Solo he tomado un nuevo aliento
como la ausencia es silencio
quien sabrá lo que yo siento.
Tom abrió los ojos en el momento en que escuchó la perilla de la puerta girar con sumo cuidado, los azules ojos estaban fijamente pendiente de la persona que estaba por entrar, el hombre frunció el ceño pensando en que de nueva cuenta Mione iba a colarse en su habitación, esa mocosa insolente no aprendía, ya se encargaría él de darle su merecido uno de esos días.
La puerta de madera cedió, comenzando abrirse poco a poco mientras la sobra de una persona comenzaba a arrastrarse por el suelo, Tom levantó la mirada, sorprendiéndose al saber de quien se trataba.
La puerta se cerró con cuidado tras la castaña, quien se recargó en esta casi de inmediato.
Cuanto di sin esperar, no, oh, no, oh
ya no se ni que pensar…
Hermione le vio sentarse sobre la cama, ya sabía ella claramente que no estaría dormido, pero ahora sentía su penetrante mirada observándole detalladamente.
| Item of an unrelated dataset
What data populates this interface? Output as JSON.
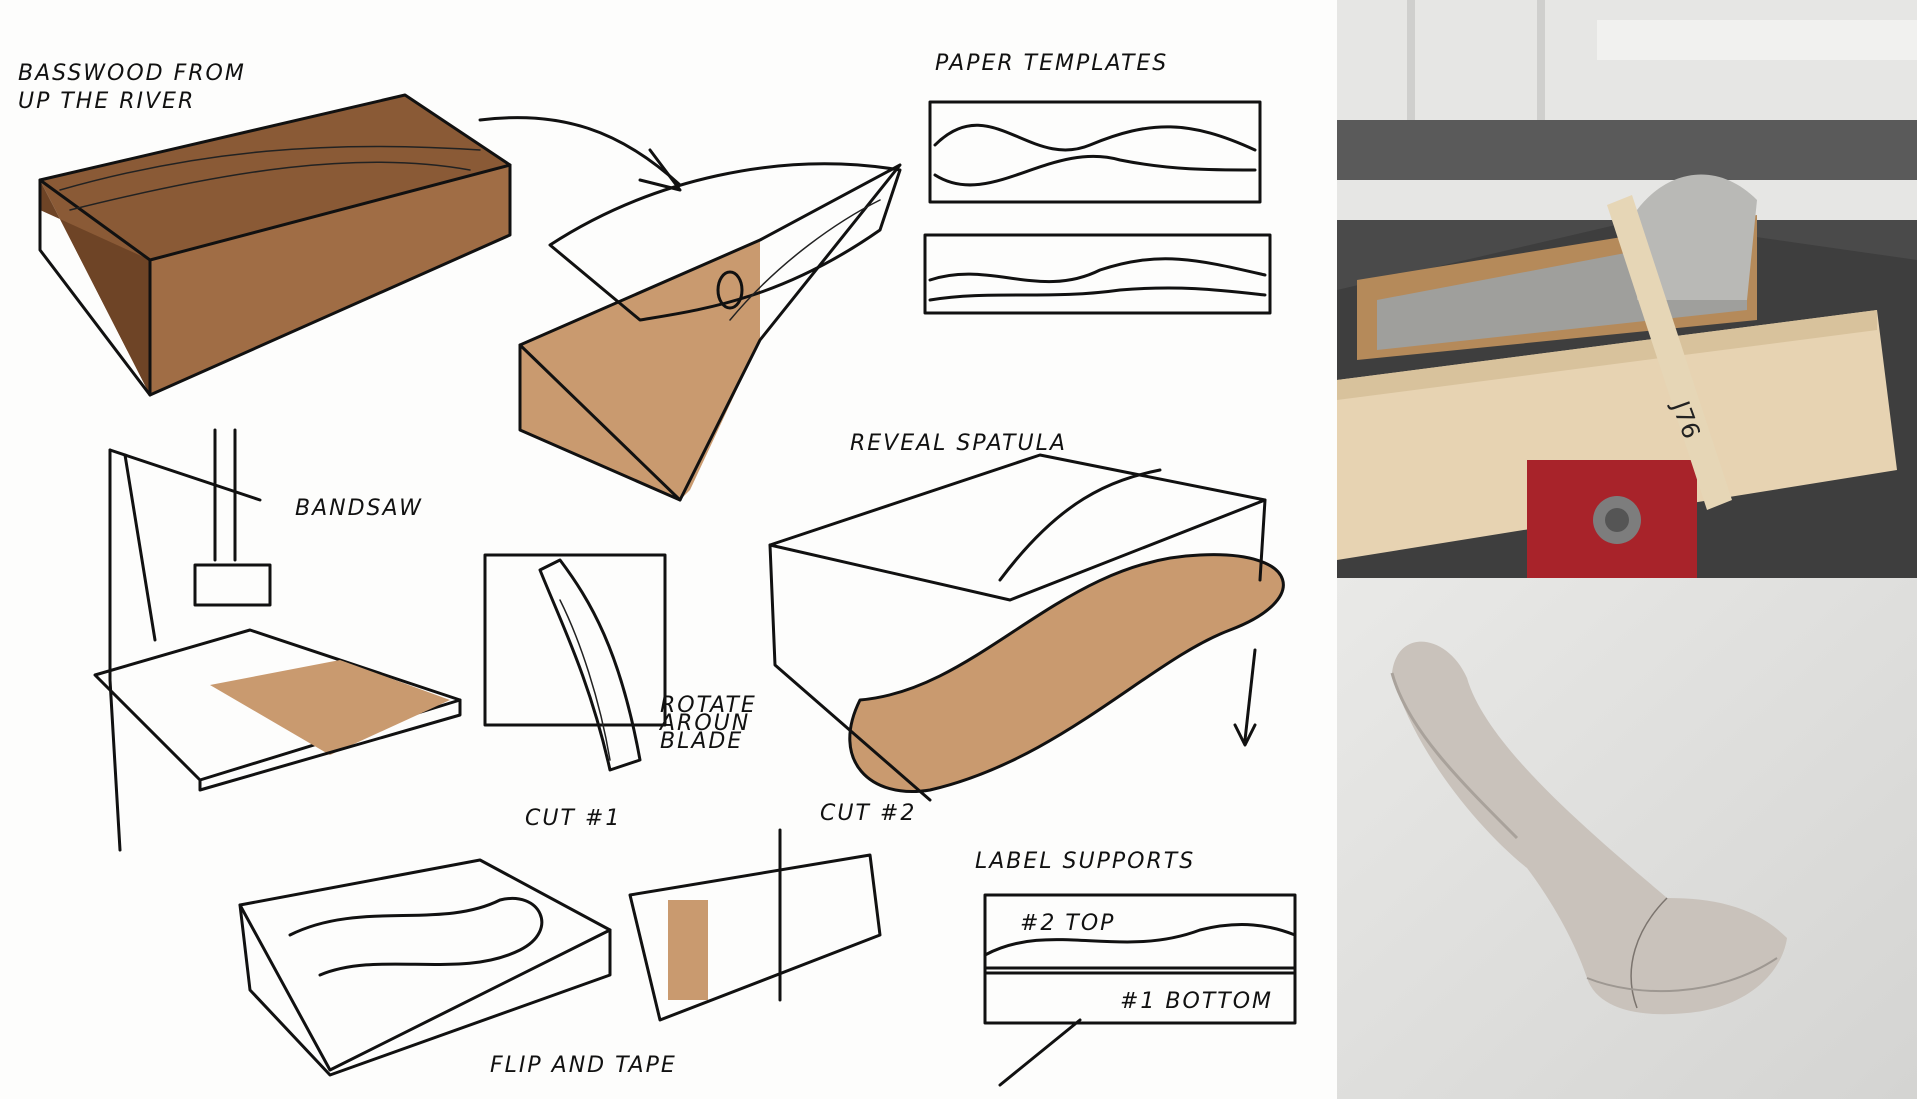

- Riddle…- llamó la castaña en un susurro mientras se alejaba de la puerta, sé quedó quieta donde estaba, observando al hombre, podía mirarle con un poco de claridad, la luz se colaba escasamente por la ventana, golpeando el rostro del Mago, quien simplemente se dedicaba a mirarle.
Hermione recordó entonces aquella corriente que cruzaba su cuerpo cada vez que lo tocaba, parpadeó varias veces al mirarle, al parecer Tom pensaba en lo mismo.
- Granger ¿Qué haces aquí? – preguntó el hombre mientras sacaba las piernas de la cama, la castaña comenzó a sentirse nerviosa y por consecuencia se mordió el labio inferior.
- No lo sé…- dijo ella mientras daba un paso al frente.
Lenguaje de mi piel camino fiel
que lleva a mi verdad
tiempo y voz noche de luna
para danzar (dime)
- No lo sé…- volvió a repetir mientras seguía avanzando, Tom simplemente le observaba, Granger se detuvo en el momento en que le vio lo suficientemente cerca, no sabía qué hacía ella ahí, y era claro que ella tampoco tenía idea de lo que estaba haciendo en ese lugar a esas horas de la noche, se miraron fijamente hasta que las masculinas manos de Tom Riddle se posaron en el costado de sus muslos, la castaña se estremeció al entrar en contacto con la piel fría del Mago.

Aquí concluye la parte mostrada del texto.